I almost choke. WTF? I’ve never mentioned anything about baby names to Luna nor has she to me. That woman needs a friggin leash on her. Surely my management team should be able to do something about this or my lawyer. I remind myself to get on it when we land. And another thing. Maybe they can force a restraining order on the crazy bitch. I don’t want her anywhere near me. Although, I’m guessing since she hasn’t physically hurt me, that’s not going to happen. What a cluster fuck up, right?

“Personally,” Atlas begins. “I don’t want you anywhere near my sister. Not until you get shit sorted out with Luna and she stops following you around and telling the world you’re going to get engaged once the baby is born.”

“I don’t have any control over that bitch.” I say sighing.

“Someone needs to put a stop to her behaviour.” Logan pipes up, placing his mobile down on the small table that separates him and Calli from Atlas on the other side.

Coach goes to take his seat and glares at me, it’s that look that reminds me to behave on the ice tomorrow or I’ll be spending the entire game in the sinbin.

“But I do get that’ll boost her profile and the restaurant.
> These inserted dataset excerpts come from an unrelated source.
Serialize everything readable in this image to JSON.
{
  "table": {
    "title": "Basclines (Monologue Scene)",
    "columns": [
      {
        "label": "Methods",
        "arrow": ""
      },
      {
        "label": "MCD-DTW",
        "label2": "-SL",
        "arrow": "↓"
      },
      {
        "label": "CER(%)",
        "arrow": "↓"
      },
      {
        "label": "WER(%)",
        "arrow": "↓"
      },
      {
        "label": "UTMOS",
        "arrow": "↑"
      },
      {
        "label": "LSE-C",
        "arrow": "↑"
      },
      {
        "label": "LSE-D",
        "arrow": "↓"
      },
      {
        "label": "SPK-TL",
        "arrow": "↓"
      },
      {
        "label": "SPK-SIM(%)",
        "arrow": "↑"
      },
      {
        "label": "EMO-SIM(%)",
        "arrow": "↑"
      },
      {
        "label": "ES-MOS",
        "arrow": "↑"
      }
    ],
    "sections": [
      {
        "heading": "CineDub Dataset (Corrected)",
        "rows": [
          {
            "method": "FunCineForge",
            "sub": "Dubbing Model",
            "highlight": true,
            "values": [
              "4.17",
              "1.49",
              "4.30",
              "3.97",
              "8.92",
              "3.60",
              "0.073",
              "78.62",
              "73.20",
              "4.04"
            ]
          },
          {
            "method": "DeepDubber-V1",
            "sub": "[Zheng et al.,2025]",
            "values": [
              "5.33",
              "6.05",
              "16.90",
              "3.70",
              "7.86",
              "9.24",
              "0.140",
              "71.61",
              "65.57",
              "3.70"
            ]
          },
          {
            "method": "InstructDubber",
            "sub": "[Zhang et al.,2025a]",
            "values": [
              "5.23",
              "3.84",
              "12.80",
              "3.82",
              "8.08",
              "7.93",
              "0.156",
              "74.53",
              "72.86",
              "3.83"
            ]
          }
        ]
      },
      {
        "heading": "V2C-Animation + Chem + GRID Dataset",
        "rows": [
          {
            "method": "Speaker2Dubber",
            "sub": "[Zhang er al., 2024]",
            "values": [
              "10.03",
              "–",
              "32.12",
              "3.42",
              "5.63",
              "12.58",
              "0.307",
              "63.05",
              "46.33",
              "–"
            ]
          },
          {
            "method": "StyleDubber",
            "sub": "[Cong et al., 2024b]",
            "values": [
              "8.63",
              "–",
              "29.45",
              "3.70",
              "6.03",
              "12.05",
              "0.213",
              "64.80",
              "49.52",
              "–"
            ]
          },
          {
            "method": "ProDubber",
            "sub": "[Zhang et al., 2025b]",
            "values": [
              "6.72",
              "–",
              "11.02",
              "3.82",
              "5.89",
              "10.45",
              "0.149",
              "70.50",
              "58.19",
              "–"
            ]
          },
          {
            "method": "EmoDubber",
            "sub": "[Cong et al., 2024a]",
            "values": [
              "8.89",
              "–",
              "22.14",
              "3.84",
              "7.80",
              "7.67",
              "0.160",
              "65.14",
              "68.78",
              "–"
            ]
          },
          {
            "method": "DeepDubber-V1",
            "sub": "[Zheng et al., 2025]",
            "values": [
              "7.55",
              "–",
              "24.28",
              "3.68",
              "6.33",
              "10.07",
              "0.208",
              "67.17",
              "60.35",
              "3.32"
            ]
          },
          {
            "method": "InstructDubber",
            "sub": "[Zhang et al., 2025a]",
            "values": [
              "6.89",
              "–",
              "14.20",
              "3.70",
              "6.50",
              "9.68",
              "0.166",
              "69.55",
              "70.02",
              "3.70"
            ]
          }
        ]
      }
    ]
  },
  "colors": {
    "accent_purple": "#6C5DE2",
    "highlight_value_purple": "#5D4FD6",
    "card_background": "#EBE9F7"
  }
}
Don’t get any fucking ideas about getting back with her. She said three months and even if she wants to, you’ve got to be the strong one. It won’t be fair on Immi if Luna is still parading around the way she is all over social media and making you look like a man who’s reeled in hook line and sinker. Besides, your management team ought to be putting out some kind of statement by now. This has gone on long enough.”

“Tell me about it.” I say and thank the air hostess who has brought me a shot of whiskey. I like to have one when I fly unless we have a practice scheduled on landing.

“Fine, tell her you’ll go but only to support her.” That’s it then, I can’t make a move on Immi, I can’t tell her how much my heart is breaking without her by my side, how much I miss her snuggled up to me in bed at night or the way she looks so radiant and peaceful when she’s asleep in my arms in the morning light. A searing pain shoots right across my chest. Loving someone you can’t be with hurts like nothing else. It’s physical not just emotional and mental. My body literally aches for her to be beside me and in my arms. To smell her hair the coconut shampoo, to see her beautiful smile when I crack a joke or to watch her cry at those damn soppy movies, she’s so fond of.

“Thanks, Man.” I say and start to message her back.

I’ll be there. Thanks for inviting me. Atlas has given me a warning though. Just letting you know; he’ll beat my ass to a pulp if I try anything. Don’t think I don’t want to because I miss you with all my heart and then some xoxo

I wait, we’ve only got a few minutes before wheels up nothing comes through straight away. She must be busy with her planning. Instead, I kick my legs out in front of me to stretch them, take a hefty sip of my whiskey and lean my head back. God, I fucking miss her like no tomorrow.